Why It’s Not So Great: The catch with 506(c) is that you can only market or sell to Accredited Investors—no non-Accredited Investors are allowed. Those investors must also be actively verified as being Accredited Investors (much more scrutiny than is required for other safe harbors), usually through the use of a third-party platform that provides detailed investor financial information.

What About Equity Crowdfunding? 

Equity crowdfunding might be another option for you, but it also usually entails considerable hassles, which are far outside the scope of this piece to discuss as thoroughly as it deserves (stay tuned for more on this).  In addition, Equity Crowdfunding usually means using a pre-existing crowdfunding platform, which usually comes at a considerable expense. 

These Rules Apply to More Than Just Shares

Remember that all of these exemptions cover not just shares but anything the law deems to be a "security"—including any of the SAFEs or convertible notes commonly used in friends & family and angel investment rounds.  As long as those can convert into shares, they'll be securities under the law and these rules will apply. 

Here’s a visual breakdown summarizing the details for each safe harbor: 

Should my startup raise money from non-Accredited Investors?

So yes, your startup can seek investments from non-Accredited Investors. 

But SHOULD you?  

As you can see, 504 and 506(b) do offer the option to sell to non-Accredited Investors, but with considerable costs and limitations.  

Here are some other considerations to keep in mind. 

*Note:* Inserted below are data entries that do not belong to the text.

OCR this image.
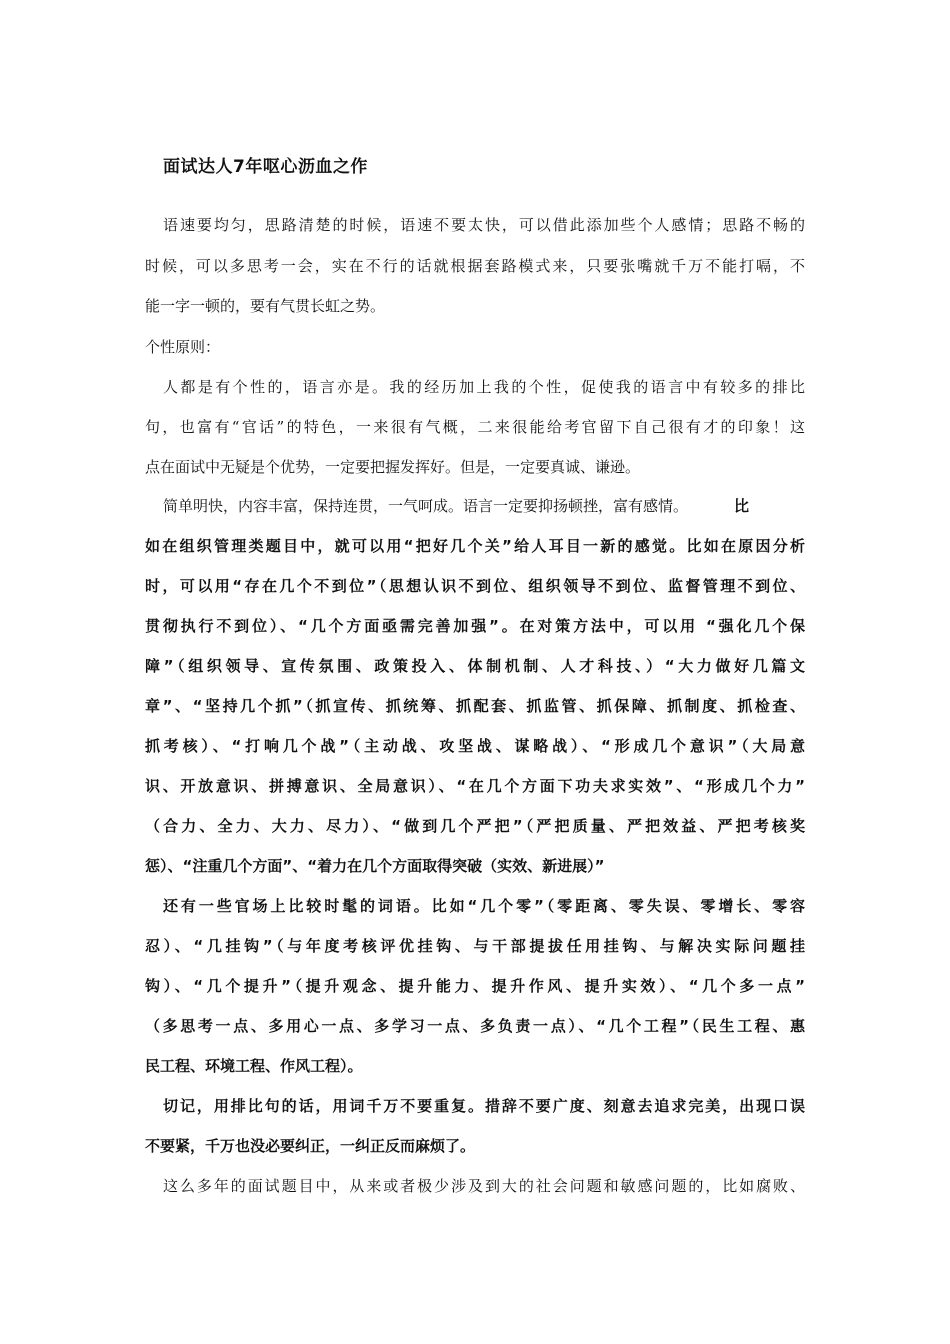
面试达人7年呕心沥血之作
语速要均匀，思路清楚的时候，语速不要太快，可以借此添加些个人感情；思路不畅的
时候，可以多思考一会，实在不行的话就根据套路模式来，只要张嘴就千万不能打嗝，不
能一字一顿的，要有气贯长虹之势。
个性原则：
人都是有个性的，语言亦是。我的经历加上我的个性，促使我的语言中有较多的排比
句，也富有“官话”的特色，一来很有气概，二来很能给考官留下自己很有才的印象！这
点在面试中无疑是个优势，一定要把握发挥好。但是，一定要真诚、谦逊。
简单明快，内容丰富，保持连贯，一气呵成。语言一定要抑扬顿挫，富有感情。	比
如在组织管理类题目中，就可以用“把好几个关”给人耳目一新的感觉。比如在原因分析
时，可以用“存在几个不到位”（思想认识不到位、组织领导不到位、监督管理不到位、
贯彻执行不到位）、“几个方面亟需完善加强”。在对策方法中，可以用 “强化几个保
障”（组织领导、宣传氛围、政策投入、体制机制、人才科技、）“大力做好几篇文
章”、“坚持几个抓”（抓宣传、抓统筹、抓配套、抓监管、抓保障、抓制度、抓检查、
抓考核）、“打响几个战”（主动战、攻坚战、谋略战）、“形成几个意识”（大局意
识、开放意识、拼搏意识、全局意识）、“在几个方面下功夫求实效”、“形成几个力”
（合力、全力、大力、尽力）、“做到几个严把”（严把质量、严把效益、严把考核奖
惩）、“注重几个方面”、“着力在几个方面取得突破（实效、新进展）”
还有一些官场上比较时髦的词语。比如“几个零”（零距离、零失误、零增长、零容
忍）、“几挂钩”（与年度考核评优挂钩、与干部提拔任用挂钩、与解决实际问题挂
钩）、“几个提升”（提升观念、提升能力、提升作风、提升实效）、“几个多一点”
（多思考一点、多用心一点、多学习一点、多负责一点）、“几个工程”（民生工程、惠
民工程、环境工程、作风工程）。
切记，用排比句的话，用词千万不要重复。措辞不要广度、刻意去追求完美，出现口误
不要紧，千万也没必要纠正，一纠正反而麻烦了。
这么多年的面试题目中，从来或者极少涉及到大的社会问题和敏感问题的，比如腐败、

  1. Impact on future fundraising rounds 

Understandably, most private investors want to protect against a loss of control from share dilution in subsequent offerings. Any properly drafted deal terms will reserve participation rights to current investors in future fundraising rounds. 

But perhaps in future rounds, you want to utilize a different safe harbor provision (one that does not include Accredited Investors). Or your non-Accredited Investors transfer their shares to other non-Accredited Investors so, in the case of 506(b), the number of non-Accredited Investors exceeds 35 and you are no longer eligible for this safe harbor. 

As you can see, it’s important to be thoughtful BOTH about how you draft your participation rights in any financing agreements, AND in thinking about how including non-Accredited Investors can impact future fundraising efforts.  It’s a problem that can easily follow your company around for years with no easy solution. 

2. Attractiveness to future investors

Just as importantly, your decision today to accept non-Accredited Investors can hugely impact your attractiveness to investors in a future major fundraising round.  Non-Accredited Investors introduce a lot more compliance risk into future fundraising rounds, which may very well impact what terms the investment gets or whether the investment is made at all.   

Conclusion

CAN you include non-Accredited Investors in early fundraising efforts? Yes. But a good rule of thumb is to avoid them if you want the quickest, most efficient, and least expensive fundraising experience that introduces the least amount of future compliance risk and legal complications. 

If you DO decide that accepting non-Accredited Investors is right for you, do it carefully, making sure you comply with the requirements of the registration exemption your company wants to use, and that your deal documentation is written properly to avoid potential issues going forward.